Technology, Incorporated, or the Technology Party, believed scientists and engineers should rule the world. They did not trust dictators, hereditary kings, or democracies ruled by “the people.” How they proposed to elect, select, or find these all-powerful scientists and engineers was never made clear. Perhaps the Canadian Prime Minister would empower them to walk into every Canadian government office and decide who to fire and which departments should be eliminated after rummaging through all the tax and expenditure files. Maybe this Technology Party was ahead of its time?

Members of Technology, Inc. were jailed during World War II for their extremist views. Members used numbers instead of names to obfuscate their identities or convert their activities to pure mathematics. Joshua Haldeman became 10450-1. Howard Scott, the organization’s national leader, said they would be a government-in-waiting in the likely event of the collapse of the current system.
After a few nights in jail and a harsh public criticism in the newspapers, Technology, Inc. was discredited. The irrepressible Joshua Haldeman moved on to Clifford Davis’ Social Credit movement. This group believed workers were not paid enough to consume all the goods and services they delivered to the marketplace. Unsurprisingly, they felt that scientists and engineers should regulate wages and the marketplace to bring the country into balance. The Social Credit movement also thought the secret ballot should be eliminated since it was supposed to be a tool of the global Jewish conspiracy. Clifford Douglas’ paranoia was so extreme that he believed the Jews were behind the rise of Hitler. Joshua Haldeman ran twice for the Canadian Parliament as the Social Credit Party representative but lost badly each time.
Despite his political setbacks and jail time, Joshua finally generated chiropractic customers, and his financial status improved markedly. In 1942, while taking dancing lessons, he met Winnifred Josephine Fletcher. Without missing a step, he quickly made Winnifred his second wife. He and Winnifred had five children between 1943 and 1948, including twin girls in April 1948.
Joshua continually pushed the envelope of politics, chiropractic, family life, and adventuring. Among other things, there was a machine for measuring nerve pressure.

Finally, both Haldeman and Canada had had enough of each other. In 1950, Haldeman crated and placed his new private airplane on a ship, taking his second family to South Africa to avoid the “oppressive restrictions” of Canadian culture.
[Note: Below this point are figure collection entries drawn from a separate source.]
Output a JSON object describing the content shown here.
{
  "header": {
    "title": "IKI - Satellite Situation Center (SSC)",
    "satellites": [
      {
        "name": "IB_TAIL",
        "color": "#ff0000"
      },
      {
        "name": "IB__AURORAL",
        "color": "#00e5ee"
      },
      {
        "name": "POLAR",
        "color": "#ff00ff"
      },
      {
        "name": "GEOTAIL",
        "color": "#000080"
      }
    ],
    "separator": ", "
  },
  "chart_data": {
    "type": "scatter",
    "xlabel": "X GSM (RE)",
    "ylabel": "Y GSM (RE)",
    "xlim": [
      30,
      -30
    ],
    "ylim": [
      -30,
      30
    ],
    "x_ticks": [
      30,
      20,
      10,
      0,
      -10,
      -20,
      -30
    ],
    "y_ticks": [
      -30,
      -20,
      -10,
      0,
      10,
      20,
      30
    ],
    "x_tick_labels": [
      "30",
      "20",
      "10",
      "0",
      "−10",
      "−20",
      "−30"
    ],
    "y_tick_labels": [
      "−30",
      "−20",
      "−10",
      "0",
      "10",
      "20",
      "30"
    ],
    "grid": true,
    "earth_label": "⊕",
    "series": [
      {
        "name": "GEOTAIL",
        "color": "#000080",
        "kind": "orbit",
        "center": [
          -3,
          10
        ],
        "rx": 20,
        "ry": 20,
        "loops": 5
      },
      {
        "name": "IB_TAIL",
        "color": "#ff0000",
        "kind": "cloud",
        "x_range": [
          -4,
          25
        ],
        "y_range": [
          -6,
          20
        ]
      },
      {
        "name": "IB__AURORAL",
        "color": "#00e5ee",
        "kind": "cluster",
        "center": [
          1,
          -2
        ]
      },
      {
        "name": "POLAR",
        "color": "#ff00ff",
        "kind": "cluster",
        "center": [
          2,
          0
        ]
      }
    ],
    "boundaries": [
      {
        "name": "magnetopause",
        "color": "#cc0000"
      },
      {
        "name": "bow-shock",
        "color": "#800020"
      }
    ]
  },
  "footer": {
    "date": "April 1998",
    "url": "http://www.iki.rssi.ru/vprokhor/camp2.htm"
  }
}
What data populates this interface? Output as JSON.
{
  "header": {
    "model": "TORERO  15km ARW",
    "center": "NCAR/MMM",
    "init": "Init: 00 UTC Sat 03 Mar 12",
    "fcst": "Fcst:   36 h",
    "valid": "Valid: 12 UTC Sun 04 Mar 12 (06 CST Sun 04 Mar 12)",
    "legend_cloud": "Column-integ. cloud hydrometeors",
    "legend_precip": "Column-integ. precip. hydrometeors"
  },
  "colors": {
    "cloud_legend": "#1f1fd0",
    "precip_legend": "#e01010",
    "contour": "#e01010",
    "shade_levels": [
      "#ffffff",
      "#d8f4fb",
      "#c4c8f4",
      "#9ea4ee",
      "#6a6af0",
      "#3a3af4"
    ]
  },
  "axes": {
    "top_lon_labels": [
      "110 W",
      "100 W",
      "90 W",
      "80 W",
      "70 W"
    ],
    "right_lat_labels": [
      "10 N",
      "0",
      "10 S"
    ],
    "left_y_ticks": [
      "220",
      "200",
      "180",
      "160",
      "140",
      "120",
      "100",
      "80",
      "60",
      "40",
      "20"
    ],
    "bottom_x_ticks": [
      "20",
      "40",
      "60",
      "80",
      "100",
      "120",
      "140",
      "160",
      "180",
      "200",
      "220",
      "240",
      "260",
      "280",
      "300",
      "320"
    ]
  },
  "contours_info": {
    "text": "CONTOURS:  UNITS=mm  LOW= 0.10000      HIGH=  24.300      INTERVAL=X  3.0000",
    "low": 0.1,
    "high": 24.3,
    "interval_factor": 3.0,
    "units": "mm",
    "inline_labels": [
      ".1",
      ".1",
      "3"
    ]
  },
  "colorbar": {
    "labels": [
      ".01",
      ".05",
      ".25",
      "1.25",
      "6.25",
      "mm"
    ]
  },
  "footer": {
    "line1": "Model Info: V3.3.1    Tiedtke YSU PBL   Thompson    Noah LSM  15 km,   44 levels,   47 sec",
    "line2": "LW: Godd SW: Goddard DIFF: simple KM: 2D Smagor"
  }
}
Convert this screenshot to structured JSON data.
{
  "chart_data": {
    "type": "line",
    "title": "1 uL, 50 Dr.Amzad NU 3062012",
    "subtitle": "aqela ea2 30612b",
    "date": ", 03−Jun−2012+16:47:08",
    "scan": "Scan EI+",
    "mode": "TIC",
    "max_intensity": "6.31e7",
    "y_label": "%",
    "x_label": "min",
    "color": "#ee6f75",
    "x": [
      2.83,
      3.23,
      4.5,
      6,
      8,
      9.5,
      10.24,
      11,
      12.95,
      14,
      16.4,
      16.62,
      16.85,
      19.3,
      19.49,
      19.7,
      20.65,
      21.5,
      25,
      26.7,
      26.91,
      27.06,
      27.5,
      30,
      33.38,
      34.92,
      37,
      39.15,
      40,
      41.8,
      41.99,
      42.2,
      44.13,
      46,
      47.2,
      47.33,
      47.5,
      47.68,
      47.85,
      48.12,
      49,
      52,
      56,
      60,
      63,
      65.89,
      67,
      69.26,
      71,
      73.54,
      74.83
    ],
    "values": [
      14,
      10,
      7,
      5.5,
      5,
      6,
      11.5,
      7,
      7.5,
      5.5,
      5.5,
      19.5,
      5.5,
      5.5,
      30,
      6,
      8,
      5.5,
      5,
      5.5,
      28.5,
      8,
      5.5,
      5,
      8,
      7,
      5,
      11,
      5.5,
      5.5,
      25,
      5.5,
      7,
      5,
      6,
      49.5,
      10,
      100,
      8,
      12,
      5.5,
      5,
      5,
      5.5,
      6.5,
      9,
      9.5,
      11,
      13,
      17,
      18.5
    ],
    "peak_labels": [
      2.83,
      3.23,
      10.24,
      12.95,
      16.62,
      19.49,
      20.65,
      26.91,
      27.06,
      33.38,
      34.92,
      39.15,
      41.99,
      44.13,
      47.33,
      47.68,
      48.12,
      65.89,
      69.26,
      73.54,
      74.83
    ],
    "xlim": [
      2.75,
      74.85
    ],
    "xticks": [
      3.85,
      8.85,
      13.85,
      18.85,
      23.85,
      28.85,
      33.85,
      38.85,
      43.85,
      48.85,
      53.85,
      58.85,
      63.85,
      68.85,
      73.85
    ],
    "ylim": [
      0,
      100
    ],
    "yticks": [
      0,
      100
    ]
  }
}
His greener pastures were painted white. A September 2023 Atlantic article said, “Haldeman believed that apartheid South Africa was destined to lead ‘White Christian Civilization’ in its fight against the ‘International Conspiracy’ of Jewish bankers and the ‘hordes of Coloured people’ they controlled.”
A biography by Walter Isaacson about Joshua’s famous grandson, released in September 2023, soft-peddled Joshua’s racism by portraying him as simply an adventurer and risk-taker. He was both, but his book downplays Haldeman’s racism and anti-democratic impulses. Ultimately, Haldeman took one too many risks when his private plane crashed into some high-line wires, and he died in South Africa in 1974.
What is the chief observation to the story about John Haldeman? 1) Be aware of anyone named Haldeman. 2) Watch out for those wanna be politicians. 3) Be aware of “weird science types” who may be on the cutting edge of science, or just crackpots or somewhere in between. 4) Watch out for extremists and racists from South Africa. 5) All the above.